結局はいつもの自転車屋さんに向かう。
今度も自転車にまたがって、地面を蹴って
前進する。
古い時代の英国人になったような気分であ
る。
足は疲れるが、案外進むものである。
傍から見るといい大人がふざけているように見
えるかもしれない。
そうしているうちに、自転車屋さんに到着した。
早速事情を説明する。
ご主人は、私の話を特に驚くこともなく聞い
ていた。
前の自転車屋の人とは大違いである。
これは特別なことではないのか?
「これはシャフトがいかれているかも」
ご主人は、そう言ってペダルやチェーンを外し
はじめた。
そしてチェックが終わったらしく手を止めて説
明を始めた。
「シャフトが○○になっていて、ベアリングが△△
になっちゃっているんですよ」
丁寧に説明されたのだが私には何のことだか
さっぱりわからない。
私は機械や電気について実に無知である。
そのため説明されたこともよく理解出来ていな
い。
今こうして記していても、その時ご主人が何と
仰ったのか覚えていない。
伏字になっているのはそのためである。
理解出来ていなければ、記憶にも残らないの
である。
そうですか、それでお幾らかかりますか?
「大体6000円ですね」
6000円か。
まぁまぁするな。
だが他ならぬ私の足のためである。
私は修理してもらうことにした。
「それじゃ、悪いけれど他の修理が先に入ってい
るので、その後に取り掛かるので、出来上がった
ら電話します。
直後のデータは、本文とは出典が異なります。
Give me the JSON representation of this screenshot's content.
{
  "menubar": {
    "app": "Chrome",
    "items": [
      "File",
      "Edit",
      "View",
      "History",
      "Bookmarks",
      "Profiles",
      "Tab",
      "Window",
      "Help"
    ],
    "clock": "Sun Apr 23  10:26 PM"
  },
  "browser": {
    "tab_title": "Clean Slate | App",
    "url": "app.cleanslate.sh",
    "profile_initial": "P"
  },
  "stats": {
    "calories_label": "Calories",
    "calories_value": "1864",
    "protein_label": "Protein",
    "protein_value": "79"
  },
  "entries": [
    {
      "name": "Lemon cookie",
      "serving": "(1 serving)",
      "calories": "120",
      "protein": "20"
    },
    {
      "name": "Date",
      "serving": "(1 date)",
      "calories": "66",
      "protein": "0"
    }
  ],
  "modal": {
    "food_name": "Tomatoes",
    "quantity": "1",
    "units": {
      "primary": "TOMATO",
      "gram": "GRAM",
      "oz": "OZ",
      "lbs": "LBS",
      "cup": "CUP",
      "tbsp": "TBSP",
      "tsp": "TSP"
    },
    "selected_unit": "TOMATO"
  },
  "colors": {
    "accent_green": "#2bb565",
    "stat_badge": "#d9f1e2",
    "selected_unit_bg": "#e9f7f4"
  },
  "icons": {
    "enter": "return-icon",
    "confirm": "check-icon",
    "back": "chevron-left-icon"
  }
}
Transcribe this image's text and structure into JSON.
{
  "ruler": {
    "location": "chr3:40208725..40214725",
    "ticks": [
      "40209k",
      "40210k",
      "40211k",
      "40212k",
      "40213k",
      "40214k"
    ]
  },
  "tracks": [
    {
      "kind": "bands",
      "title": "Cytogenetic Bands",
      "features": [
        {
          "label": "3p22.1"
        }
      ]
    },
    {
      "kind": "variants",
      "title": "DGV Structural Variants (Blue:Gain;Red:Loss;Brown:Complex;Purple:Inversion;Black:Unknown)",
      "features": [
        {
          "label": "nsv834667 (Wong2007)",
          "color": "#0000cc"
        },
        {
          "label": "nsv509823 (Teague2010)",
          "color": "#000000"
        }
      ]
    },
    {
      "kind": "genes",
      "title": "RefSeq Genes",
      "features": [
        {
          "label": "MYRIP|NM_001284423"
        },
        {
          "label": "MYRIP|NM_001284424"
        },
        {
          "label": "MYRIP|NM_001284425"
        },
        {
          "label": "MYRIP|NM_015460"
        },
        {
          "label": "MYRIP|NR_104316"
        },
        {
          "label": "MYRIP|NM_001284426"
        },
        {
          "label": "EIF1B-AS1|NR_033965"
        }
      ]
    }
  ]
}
大体3時頃になると思います」
私は名前と電話番号を教え、自転車店を出た。
私はそのまま歩いて用事先に向かった。
歩きはやはり時間がかかる。
その後自宅に戻って少しして電話が入った。
1時だった。
予告していた時刻よりもだいぶ早いなぁ。
私は、すぐに受け取りに行った。
おぉ~直っている。
私は、すぐに乗って走り出した。
乗った感じも良くなっている。
いろいろと他の箇所も調整してくれたようだ。
これこれ!
特に言ってなくても、おまけでちょっと手を入れ
てくれるのが消費者には嬉しいものなのだ。
そうされると、次もここのお店で、と思ってしまう
のだ。
走ると初春の風が気持ちよかった。